The Supreme Court ruled 6-3 that the Trump administration has full discretion to end temporary protections for immigrants, putting hundreds of thousands back at risk of deportation. The Thursday ruling is another legal defeat for migrants previously granted deportation reprieve and work authorization through Temporary Protected Status, a program President Donald Trump's Department of Homeland Security is dismantling.

It says that the DHS secretary can end TPS for countries without the ability for judicial review.

While the April oral arguments focused on TPS for more than 350,000 Haitians and 6,100 Syrians, the order has repercussions for all immigrants protected under the program. Nearly 1.3 million immigrants had TPS before then-Homeland Security Secretary Kristi Noem started ending them for 13 countries.

"The T in TPS stands for TEMPORARY, yet many of these designations became de facto amnesty. This is a win for the rule of law and common sense," DHS general counsel James Percival wrote on X after the ruling.

Justice Elena Kagan wrote the dissenting opinion the two other liberal justices joined. "Respectfully, I dissent from the Court's decision that they may instead be put on the next plane," she wrote.

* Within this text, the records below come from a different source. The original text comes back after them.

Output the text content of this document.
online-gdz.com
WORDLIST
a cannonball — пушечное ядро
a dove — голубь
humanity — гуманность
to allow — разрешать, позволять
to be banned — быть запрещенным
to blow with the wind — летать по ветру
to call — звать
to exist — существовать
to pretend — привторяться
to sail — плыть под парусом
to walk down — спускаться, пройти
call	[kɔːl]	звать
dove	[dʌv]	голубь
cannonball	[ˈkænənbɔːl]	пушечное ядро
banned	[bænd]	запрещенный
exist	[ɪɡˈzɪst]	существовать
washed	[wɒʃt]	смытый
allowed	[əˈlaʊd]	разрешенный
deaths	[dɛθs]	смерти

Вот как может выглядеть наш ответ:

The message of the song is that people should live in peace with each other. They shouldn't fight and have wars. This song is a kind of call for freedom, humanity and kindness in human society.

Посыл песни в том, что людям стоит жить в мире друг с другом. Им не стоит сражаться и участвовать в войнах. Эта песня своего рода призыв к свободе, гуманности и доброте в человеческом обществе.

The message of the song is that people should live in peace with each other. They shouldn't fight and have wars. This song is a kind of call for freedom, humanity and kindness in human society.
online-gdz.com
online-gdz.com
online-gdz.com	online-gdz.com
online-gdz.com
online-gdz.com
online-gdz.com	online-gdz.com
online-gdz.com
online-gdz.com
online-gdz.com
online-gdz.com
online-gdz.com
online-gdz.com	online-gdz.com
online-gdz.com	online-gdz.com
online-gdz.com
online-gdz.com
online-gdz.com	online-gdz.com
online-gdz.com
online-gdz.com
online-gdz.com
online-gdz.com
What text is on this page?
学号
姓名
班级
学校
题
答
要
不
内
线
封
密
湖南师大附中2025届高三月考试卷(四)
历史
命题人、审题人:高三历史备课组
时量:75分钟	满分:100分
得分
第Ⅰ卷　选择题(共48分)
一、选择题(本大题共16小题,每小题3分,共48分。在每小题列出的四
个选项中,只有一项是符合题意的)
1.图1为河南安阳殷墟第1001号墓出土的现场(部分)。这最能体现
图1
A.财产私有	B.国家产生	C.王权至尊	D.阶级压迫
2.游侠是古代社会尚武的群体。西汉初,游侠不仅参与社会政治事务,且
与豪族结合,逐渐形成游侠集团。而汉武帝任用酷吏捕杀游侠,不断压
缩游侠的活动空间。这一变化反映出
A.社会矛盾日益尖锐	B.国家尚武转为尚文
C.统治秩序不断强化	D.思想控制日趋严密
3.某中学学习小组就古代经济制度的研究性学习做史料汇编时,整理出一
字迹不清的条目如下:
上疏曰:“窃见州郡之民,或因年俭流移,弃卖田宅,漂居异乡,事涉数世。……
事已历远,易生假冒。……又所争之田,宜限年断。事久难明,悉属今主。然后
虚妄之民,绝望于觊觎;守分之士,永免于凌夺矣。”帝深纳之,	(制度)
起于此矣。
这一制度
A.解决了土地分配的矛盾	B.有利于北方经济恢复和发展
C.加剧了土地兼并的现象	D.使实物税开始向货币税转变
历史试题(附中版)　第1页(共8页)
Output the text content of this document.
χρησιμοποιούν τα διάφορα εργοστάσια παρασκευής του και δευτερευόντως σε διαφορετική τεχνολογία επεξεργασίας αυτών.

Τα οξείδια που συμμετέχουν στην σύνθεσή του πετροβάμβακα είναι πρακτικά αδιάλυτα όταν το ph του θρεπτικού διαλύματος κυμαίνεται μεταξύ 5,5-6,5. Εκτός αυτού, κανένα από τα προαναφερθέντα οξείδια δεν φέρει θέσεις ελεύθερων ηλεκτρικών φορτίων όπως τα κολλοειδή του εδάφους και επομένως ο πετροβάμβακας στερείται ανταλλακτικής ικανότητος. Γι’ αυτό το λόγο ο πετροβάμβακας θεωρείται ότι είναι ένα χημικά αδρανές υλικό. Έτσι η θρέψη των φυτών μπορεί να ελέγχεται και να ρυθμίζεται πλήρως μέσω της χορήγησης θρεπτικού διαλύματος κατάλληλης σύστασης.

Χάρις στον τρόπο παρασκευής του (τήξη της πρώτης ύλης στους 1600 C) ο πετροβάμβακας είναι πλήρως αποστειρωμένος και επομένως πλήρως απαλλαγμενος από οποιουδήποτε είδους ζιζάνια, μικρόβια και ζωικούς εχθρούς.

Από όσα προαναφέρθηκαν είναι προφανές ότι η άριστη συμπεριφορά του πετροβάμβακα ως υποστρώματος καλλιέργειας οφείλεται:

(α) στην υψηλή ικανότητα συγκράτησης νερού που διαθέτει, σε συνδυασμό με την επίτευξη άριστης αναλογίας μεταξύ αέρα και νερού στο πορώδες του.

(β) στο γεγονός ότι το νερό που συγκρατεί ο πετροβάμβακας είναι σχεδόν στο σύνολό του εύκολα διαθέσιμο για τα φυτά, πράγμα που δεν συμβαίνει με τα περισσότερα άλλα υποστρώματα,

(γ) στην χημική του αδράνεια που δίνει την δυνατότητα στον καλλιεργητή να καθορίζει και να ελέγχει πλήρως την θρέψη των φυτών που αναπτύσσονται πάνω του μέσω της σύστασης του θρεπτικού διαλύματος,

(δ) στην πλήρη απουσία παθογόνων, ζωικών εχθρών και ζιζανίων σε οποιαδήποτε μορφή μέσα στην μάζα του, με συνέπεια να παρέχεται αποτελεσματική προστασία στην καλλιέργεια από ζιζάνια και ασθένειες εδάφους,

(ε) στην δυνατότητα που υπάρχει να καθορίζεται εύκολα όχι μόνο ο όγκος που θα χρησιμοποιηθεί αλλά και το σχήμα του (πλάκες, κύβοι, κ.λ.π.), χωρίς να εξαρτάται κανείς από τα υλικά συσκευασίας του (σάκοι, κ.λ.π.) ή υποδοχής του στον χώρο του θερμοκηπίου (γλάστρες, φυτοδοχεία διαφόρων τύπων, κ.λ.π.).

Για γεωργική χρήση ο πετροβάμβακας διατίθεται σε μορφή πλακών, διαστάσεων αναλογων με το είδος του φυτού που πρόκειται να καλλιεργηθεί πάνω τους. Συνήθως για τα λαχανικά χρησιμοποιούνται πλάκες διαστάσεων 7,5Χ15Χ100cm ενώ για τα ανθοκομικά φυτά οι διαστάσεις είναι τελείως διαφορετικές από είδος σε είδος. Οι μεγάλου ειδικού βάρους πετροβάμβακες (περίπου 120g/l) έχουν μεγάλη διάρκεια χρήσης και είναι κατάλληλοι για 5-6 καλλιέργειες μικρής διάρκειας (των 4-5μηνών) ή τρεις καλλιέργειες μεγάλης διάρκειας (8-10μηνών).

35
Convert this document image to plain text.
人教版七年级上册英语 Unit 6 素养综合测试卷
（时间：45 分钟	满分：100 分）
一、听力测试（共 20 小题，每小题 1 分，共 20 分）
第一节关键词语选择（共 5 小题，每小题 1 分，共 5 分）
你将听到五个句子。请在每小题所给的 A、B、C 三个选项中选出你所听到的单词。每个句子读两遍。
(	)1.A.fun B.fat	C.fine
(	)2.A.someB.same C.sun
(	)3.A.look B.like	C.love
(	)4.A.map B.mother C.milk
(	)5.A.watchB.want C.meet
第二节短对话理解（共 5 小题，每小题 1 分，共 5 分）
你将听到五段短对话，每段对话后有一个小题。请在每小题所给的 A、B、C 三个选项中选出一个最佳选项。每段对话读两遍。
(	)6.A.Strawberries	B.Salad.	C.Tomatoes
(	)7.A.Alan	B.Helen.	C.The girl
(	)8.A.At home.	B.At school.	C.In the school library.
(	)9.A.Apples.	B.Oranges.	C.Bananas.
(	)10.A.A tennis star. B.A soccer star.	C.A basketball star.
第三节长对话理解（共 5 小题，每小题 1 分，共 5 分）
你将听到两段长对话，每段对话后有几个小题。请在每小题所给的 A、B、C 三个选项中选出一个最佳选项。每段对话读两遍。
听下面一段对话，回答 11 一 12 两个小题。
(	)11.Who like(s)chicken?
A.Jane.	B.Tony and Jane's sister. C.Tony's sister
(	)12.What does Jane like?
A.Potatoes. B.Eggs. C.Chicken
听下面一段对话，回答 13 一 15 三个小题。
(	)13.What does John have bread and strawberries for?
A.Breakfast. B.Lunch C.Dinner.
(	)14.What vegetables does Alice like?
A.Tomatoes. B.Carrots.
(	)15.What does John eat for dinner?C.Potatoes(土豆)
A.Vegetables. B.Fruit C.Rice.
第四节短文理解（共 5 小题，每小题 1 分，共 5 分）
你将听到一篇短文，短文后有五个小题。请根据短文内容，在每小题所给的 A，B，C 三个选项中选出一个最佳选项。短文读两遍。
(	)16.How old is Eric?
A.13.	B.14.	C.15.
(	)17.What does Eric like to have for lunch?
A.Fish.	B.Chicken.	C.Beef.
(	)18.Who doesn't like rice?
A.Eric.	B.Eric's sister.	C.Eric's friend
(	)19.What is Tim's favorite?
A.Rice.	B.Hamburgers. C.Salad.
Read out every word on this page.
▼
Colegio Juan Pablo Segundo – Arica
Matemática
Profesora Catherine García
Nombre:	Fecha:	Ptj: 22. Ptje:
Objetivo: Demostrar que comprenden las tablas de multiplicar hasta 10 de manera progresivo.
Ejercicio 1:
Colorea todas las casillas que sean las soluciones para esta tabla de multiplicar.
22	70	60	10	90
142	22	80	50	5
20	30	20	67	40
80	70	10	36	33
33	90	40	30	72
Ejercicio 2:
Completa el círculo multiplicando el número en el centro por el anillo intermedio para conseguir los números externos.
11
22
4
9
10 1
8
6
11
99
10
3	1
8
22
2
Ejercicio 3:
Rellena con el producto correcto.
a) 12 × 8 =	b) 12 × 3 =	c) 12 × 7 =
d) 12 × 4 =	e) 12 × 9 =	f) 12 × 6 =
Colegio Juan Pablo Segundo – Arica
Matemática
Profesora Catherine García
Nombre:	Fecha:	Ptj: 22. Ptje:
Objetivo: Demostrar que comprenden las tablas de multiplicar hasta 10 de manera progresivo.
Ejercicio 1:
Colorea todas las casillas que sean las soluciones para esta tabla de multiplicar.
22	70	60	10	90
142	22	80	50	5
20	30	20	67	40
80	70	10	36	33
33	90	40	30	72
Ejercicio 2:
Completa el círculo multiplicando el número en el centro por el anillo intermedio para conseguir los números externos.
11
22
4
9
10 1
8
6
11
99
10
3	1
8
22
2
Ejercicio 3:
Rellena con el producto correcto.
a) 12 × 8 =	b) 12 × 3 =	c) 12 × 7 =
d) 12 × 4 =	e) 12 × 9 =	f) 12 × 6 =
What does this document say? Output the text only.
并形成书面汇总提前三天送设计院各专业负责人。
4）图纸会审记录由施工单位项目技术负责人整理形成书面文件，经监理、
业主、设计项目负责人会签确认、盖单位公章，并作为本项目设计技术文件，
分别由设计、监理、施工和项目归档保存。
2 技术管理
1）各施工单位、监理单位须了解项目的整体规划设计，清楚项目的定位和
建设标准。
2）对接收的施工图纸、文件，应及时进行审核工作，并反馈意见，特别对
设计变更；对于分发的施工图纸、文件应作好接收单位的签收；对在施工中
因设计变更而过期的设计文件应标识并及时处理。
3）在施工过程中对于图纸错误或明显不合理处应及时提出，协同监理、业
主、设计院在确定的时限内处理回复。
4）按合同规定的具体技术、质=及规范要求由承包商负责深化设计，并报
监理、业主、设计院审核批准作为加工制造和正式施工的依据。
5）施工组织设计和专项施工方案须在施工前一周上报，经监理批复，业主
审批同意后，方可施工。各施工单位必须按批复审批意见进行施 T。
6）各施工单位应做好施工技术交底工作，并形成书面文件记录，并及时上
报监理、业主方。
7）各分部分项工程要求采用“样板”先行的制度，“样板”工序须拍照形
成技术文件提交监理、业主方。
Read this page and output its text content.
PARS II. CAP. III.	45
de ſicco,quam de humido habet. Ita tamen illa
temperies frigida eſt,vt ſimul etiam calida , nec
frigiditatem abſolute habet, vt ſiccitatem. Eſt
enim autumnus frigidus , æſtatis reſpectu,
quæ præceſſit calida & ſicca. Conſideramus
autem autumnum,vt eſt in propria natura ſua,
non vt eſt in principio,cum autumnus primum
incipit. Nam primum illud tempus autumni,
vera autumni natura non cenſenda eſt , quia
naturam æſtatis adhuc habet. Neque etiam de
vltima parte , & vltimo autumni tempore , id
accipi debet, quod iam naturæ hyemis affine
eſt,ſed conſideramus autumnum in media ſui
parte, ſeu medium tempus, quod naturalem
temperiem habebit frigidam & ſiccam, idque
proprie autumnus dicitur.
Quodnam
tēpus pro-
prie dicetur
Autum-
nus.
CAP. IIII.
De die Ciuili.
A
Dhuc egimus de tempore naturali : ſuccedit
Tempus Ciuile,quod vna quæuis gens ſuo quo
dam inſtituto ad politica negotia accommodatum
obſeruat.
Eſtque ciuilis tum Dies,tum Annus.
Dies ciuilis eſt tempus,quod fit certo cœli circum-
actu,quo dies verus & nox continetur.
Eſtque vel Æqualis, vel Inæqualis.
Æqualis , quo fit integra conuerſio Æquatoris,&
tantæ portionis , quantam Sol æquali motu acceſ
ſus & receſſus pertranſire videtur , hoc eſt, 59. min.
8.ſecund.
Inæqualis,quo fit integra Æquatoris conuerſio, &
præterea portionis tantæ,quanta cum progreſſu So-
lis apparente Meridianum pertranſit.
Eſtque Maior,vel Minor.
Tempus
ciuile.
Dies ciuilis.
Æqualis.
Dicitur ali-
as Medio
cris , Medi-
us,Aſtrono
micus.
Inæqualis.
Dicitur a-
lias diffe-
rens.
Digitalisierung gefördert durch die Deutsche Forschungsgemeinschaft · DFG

Republican Rep. Mike Lawler of New York, who co-led a House bill that would extend TPS for Haitians, said Thursday's decision would create a crisis in hospitals and nursing homes, given the number of Haitian TPS holders working in the health care sector. The three-decade-old program created by Congress is supposed to protect immigrants from being deported to countries deemed too unsafe; some designations have lasted for decades, such as for El Salvador.